Jones uses the mask as a particularly fine example of a ‘maiden spirit’ helmet mask. The marked-up, camera-ready artwork used in the production of Jones’ book can be found in the archives of the Museum of Archaeology and Anthropology, among Jones’ papers.
Jean Borgatti, 1969
In 1969, the art historian Jean Borgatti conducted the first comprehensive research on Northcote Thomas’s collections, focusing on the material he collected in North Edo sixty years previously. This research would form an important part of Borgatti’s MA dissertation, ‘The Northern Edo of Southern Nigeria: An Art Historical Geography of Akoko-Edo, Ivbiosakon, Etsako and Ishan’, submitted to the University of California, Los Angeles in 1971. Her decision to concentrate on this area was a response to William Fagg’s observation that ‘the arts of the Northern Edo and Ishan have remained “a universe … practically unknown to the outside world, but which is extremely rich in new forms”‘ (Borgatti 1971: 2). Building on her MA work, she would go on to conduct PhD research in the same region and, indeed, devote much of her career to studying the arts and masquerade of North Edo (see, for example, her guest blogs for the [Re:]Entanglements project).

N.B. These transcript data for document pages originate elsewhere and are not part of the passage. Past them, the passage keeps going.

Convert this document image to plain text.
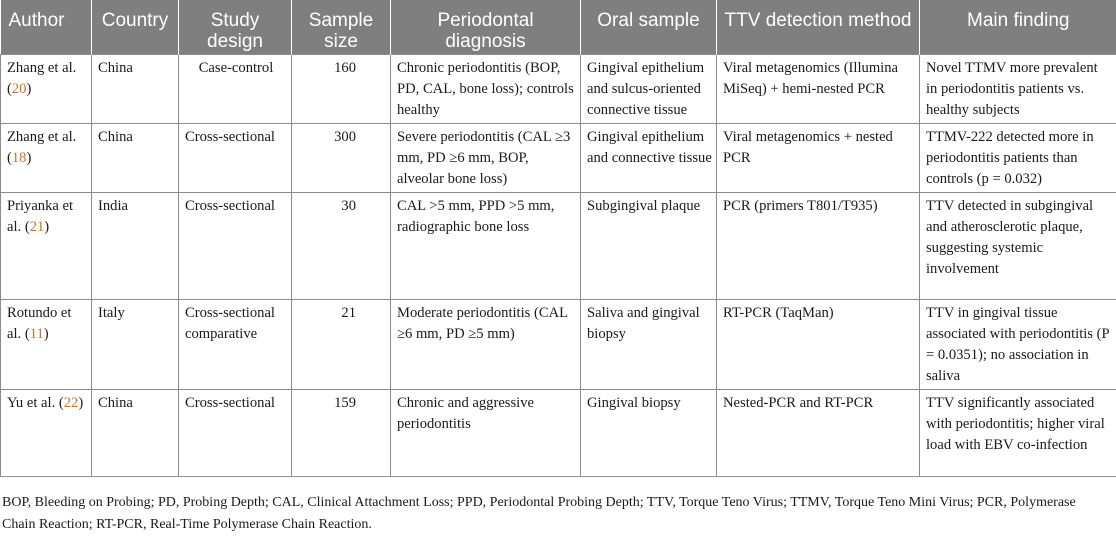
Author	Country	Study design	Sample size	Periodontal diagnosis	Oral sample	TTV detection method	Main finding
Zhang et al. (20)	China	Case-control	160	Chronic periodontitis (BOP, PD, CAL, bone loss); controls healthy	Gingival epithelium and sulcus-oriented connective tissue	Viral metagenomics (Illumina MiSeq) + hemi-nested PCR	Novel TTMV more prevalent in periodontitis patients vs. healthy subjects
Zhang et al. (18)	China	Cross-sectional	300	Severe periodontitis (CAL ≥3 mm, PD ≥6 mm, BOP, alveolar bone loss)	Gingival epithelium and connective tissue	Viral metagenomics + nested PCR	TTMV-222 detected more in periodontitis patients than controls (p = 0.032)
Priyanka et al. (21)	India	Cross-sectional	30	CAL >5 mm, PPD >5 mm, radiographic bone loss	Subgingival plaque	PCR (primers T801/T935)	TTV detected in subgingival and atherosclerotic plaque, suggesting systemic involvement
Rotundo et al. (11)	Italy	Cross-sectional comparative	21	Moderate periodontitis (CAL ≥6 mm, PD ≥5 mm)	Saliva and gingival biopsy	RT-PCR (TaqMan)	TTV in gingival tissue associated with periodontitis (P = 0.0351); no association in saliva
Yu et al. (22)	China	Cross-sectional	159	Chronic and aggressive periodontitis	Gingival biopsy	Nested-PCR and RT-PCR	TTV significantly associated with periodontitis; higher viral load with EBV co-infection
BOP, Bleeding on Probing; PD, Probing Depth; CAL, Clinical Attachment Loss; PPD, Periodontal Probing Depth; TTV, Torque Teno Virus; TTMV, Torque Teno Mini Virus; PCR, Polymerase Chain Reaction; RT-PCR, Real-Time Polymerase Chain Reaction.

Borgatti made extensive use of photography in her research on the Thomas collections at the Cambridge Museum of Archaeology and Anthropology, using formal analysis to categorize the artworks according to a series of ‘style provinces’. She focused especially on carved figures and mask types. As well as presenting the photographs in the appendix of her MA thesis, she used these in her PhD fieldwork, during which she would rephotograph many of the same masquerade types, providing a remarkable analysis of how they have changed and developed over several decades.

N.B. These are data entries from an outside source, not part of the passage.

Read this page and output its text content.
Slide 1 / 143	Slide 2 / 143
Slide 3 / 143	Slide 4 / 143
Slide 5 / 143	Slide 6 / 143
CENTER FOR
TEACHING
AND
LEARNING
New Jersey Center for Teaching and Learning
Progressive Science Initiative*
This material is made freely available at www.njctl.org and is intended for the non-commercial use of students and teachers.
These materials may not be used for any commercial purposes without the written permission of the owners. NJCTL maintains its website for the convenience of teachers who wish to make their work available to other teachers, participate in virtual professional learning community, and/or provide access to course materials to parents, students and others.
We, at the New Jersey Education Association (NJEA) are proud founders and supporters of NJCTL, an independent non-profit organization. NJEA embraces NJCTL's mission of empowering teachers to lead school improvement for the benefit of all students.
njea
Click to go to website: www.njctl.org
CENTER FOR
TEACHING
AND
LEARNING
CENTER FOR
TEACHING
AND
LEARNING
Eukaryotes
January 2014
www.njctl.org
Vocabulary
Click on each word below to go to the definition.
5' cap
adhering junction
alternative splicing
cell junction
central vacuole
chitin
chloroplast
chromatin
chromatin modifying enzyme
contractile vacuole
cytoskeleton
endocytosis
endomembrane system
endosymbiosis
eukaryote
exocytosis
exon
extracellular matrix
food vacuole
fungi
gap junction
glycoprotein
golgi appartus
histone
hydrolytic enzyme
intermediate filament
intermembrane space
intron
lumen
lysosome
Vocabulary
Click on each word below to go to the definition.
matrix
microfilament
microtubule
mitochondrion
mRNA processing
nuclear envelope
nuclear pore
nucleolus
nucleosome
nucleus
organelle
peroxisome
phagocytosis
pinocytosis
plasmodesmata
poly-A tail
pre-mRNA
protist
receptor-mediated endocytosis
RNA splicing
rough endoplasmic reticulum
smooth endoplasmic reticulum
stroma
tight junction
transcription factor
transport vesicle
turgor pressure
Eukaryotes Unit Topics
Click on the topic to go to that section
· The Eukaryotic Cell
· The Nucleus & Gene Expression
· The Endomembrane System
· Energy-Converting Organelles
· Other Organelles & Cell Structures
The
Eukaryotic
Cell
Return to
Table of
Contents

Roger Blench and Mark Alexander, 1983-90
Prior to the [Re:]Entanglements project, the most sustained attempt to document Northcote Thomas’s collections was carried out by Roger Blench and Mark Alexander in the 1980s. Blench and Alexander were graduate students in the Anthropology Department at Cambridge. Together they set about cataloguing Thomas’s papers, sound recordings, photographs and material culture collections across various institutions. Blench presented an overview of the results of this survey in an article, ‘The Work of N. W. Thomas as Government Anthropologist in Nigeria’, published in The Nigerian Field in 1995. They also published a bibliography of Thomas’s written works, while Alexander used Thomas as one of a number of case studies in his MPhil dissertation, ‘Colonialism and the Political Context of Collection: A Case Study of Nigerian Collections in the Cambridge Museum of Archaeology and Anthropology’, submitted in 1982.

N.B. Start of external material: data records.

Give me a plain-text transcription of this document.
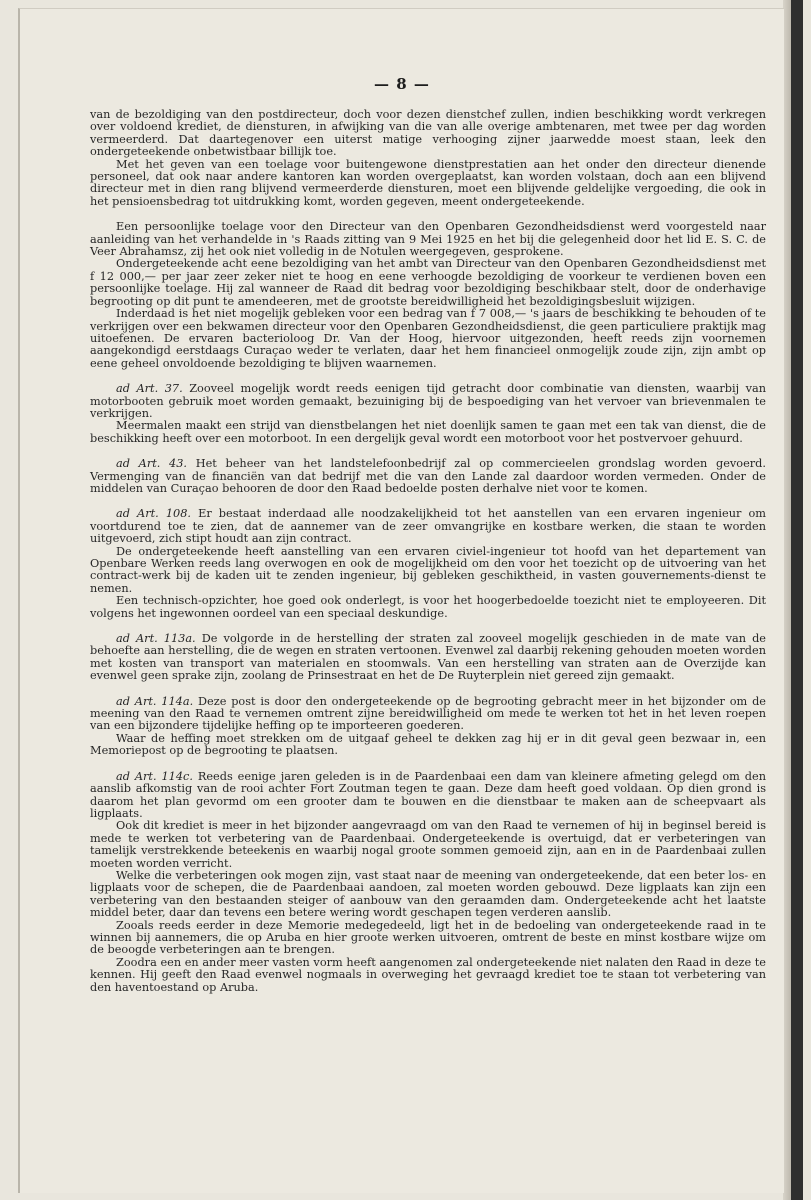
— 8 —

van de bezoldiging van den postdirecteur, doch voor dezen dienstchef zullen, indien beschikking wordt verkregen over voldoend krediet, de diensturen, in afwijking van die van alle overige ambtenaren, met twee per dag worden vermeerderd. Dat daartegenover een uiterst matige verhooging zijner jaarwedde moest staan, leek den ondergeteekende onbetwistbaar billijk toe.

Met het geven van een toelage voor buitengewone dienstprestatien aan het onder den directeur dienende personeel, dat ook naar andere kantoren kan worden overgeplaatst, kan worden volstaan, doch aan een blijvend directeur met in dien rang blijvend vermeerderde diensturen, moet een blijvende geldelijke vergoeding, die ook in het pensioensbedrag tot uitdrukking komt, worden gegeven, meent ondergeteekende.

Een persoonlijke toelage voor den Directeur van den Openbaren Gezondheidsdienst werd voorgesteld naar aanleiding van het verhandelde in 's Raads zitting van 9 Mei 1925 en het bij die gelegenheid door het lid E. S. C. de Veer Abrahamsz, zij het ook niet volledig in de Notulen weergegeven, gesprokene.

Ondergeteekende acht eene bezoldiging van het ambt van Directeur van den Openbaren Gezondheidsdienst met f 12 000,— per jaar zeer zeker niet te hoog en eene verhoogde bezoldiging de voorkeur te verdienen boven een persoonlijke toelage. Hij zal wanneer de Raad dit bedrag voor bezoldiging beschikbaar stelt, door de onderhavige begrooting op dit punt te amendeeren, met de grootste bereidwilligheid het bezoldigingsbesluit wijzigen.

Inderdaad is het niet mogelijk gebleken voor een bedrag van f 7 008,— 's jaars de beschikking te behouden of te verkrijgen over een bekwamen directeur voor den Openbaren Gezondheidsdienst, die geen particuliere praktijk mag uitoefenen. De ervaren bacterioloog Dr. Van der Hoog, hiervoor uitgezonden, heeft reeds zijn voornemen aangekondigd eerstdaags Curaçao weder te verlaten, daar het hem financieel onmogelijk zoude zijn, zijn ambt op eene geheel onvoldoende bezoldiging te blijven waarnemen.

ad Art. 37. Zooveel mogelijk wordt reeds eenigen tijd getracht door combinatie van diensten, waarbij van motorbooten gebruik moet worden gemaakt, bezuiniging bij de bespoediging van het vervoer van brievenmalen te verkrijgen.

Meermalen maakt een strijd van dienstbelangen het niet doenlijk samen te gaan met een tak van dienst, die de beschikking heeft over een motorboot. In een dergelijk geval wordt een motorboot voor het postvervoer gehuurd.

ad Art. 43. Het beheer van het landstelefoonbedrijf zal op commercieelen grondslag worden gevoerd. Vermenging van de financiën van dat bedrijf met die van den Lande zal daardoor worden vermeden. Onder de middelen van Curaçao behooren de door den Raad bedoelde posten derhalve niet voor te komen.

ad Art. 108. Er bestaat inderdaad alle noodzakelijkheid tot het aanstellen van een ervaren ingenieur om voortdurend toe te zien, dat de aannemer van de zeer omvangrijke en kostbare werken, die staan te worden uitgevoerd, zich stipt houdt aan zijn contract.

De ondergeteekende heeft aanstelling van een ervaren civiel-ingenieur tot hoofd van het departement van Openbare Werken reeds lang overwogen en ook de mogelijkheid om den voor het toezicht op de uitvoering van het contract-werk bij de kaden uit te zenden ingenieur, bij gebleken geschiktheid, in vasten gouvernements-dienst te nemen.

Een technisch-opzichter, hoe goed ook onderlegt, is voor het hoogerbedoelde toezicht niet te employeeren. Dit volgens het ingewonnen oordeel van een speciaal deskundige.

ad Art. 113a. De volgorde in de herstelling der straten zal zooveel mogelijk geschieden in de mate van de behoefte aan herstelling, die de wegen en straten vertoonen. Evenwel zal daarbij rekening gehouden moeten worden met kosten van transport van materialen en stoomwals. Van een herstelling van straten aan de Overzijde kan evenwel geen sprake zijn, zoolang de Prinsestraat en het de De Ruyterplein niet gereed zijn gemaakt.

ad Art. 114a. Deze post is door den ondergeteekende op de begrooting gebracht meer in het bijzonder om de meening van den Raad te vernemen omtrent zijne bereidwilligheid om mede te werken tot het in het leven roepen van een bijzondere tijdelijke heffing op te importeeren goederen.

Waar de heffing moet strekken om de uitgaaf geheel te dekken zag hij er in dit geval geen bezwaar in, een Memoriepost op de begrooting te plaatsen.

ad Art. 114c. Reeds eenige jaren geleden is in de Paardenbaai een dam van kleinere afmeting gelegd om den aanslib afkomstig van de rooi achter Fort Zoutman tegen te gaan. Deze dam heeft goed voldaan. Op dien grond is daarom het plan gevormd om een grooter dam te bouwen en die dienstbaar te maken aan de scheepvaart als ligplaats.

Ook dit krediet is meer in het bijzonder aangevraagd om van den Raad te vernemen of hij in beginsel bereid is mede te werken tot verbetering van de Paardenbaai. Ondergeteekende is overtuigd, dat er verbeteringen van tamelijk verstrekkende beteekenis en waarbij nogal groote sommen gemoeid zijn, aan en in de Paardenbaai zullen moeten worden verricht.

Welke die verbeteringen ook mogen zijn, vast staat naar de meening van ondergeteekende, dat een beter los- en ligplaats voor de schepen, die de Paardenbaai aandoen, zal moeten worden gebouwd. Deze ligplaats kan zijn een verbetering van den bestaanden steiger of aanbouw van den geraamden dam. Ondergeteekende acht het laatste middel beter, daar dan tevens een betere wering wordt geschapen tegen verderen aanslib.

Zooals reeds eerder in deze Memorie medegedeeld, ligt het in de bedoeling van ondergeteekende raad in te winnen bij aannemers, die op Aruba en hier groote werken uitvoeren, omtrent de beste en minst kostbare wijze om de beoogde verbeteringen aan te brengen.

Zoodra een en ander meer vasten vorm heeft aangenomen zal ondergeteekende niet nalaten den Raad in deze te kennen. Hij geeft den Raad evenwel nogmaals in overweging het gevraagd krediet toe te staan tot verbetering van den haventoestand op Aruba.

As part of this work, Blench and Alexander created a computerized database of the Thomas collections and photographs in Cambridge, and photographed as many of the objects as they could locate. Blench notes that many seemed to be missing. In the early 1990s, Blench and Alexander pursued other interests and passed on their catalogue and photographs to the Museum of Archaeology and Anthropology. Their photographs are pinned to the reverse of the Thomas object index cards in the Museum’s original card index catalogue system. While we have made many discoveries since, Blench and Alexander’s work with Thomas’s collections may certainly be regarded as laying the foundations of the [Re:]Entanglements project.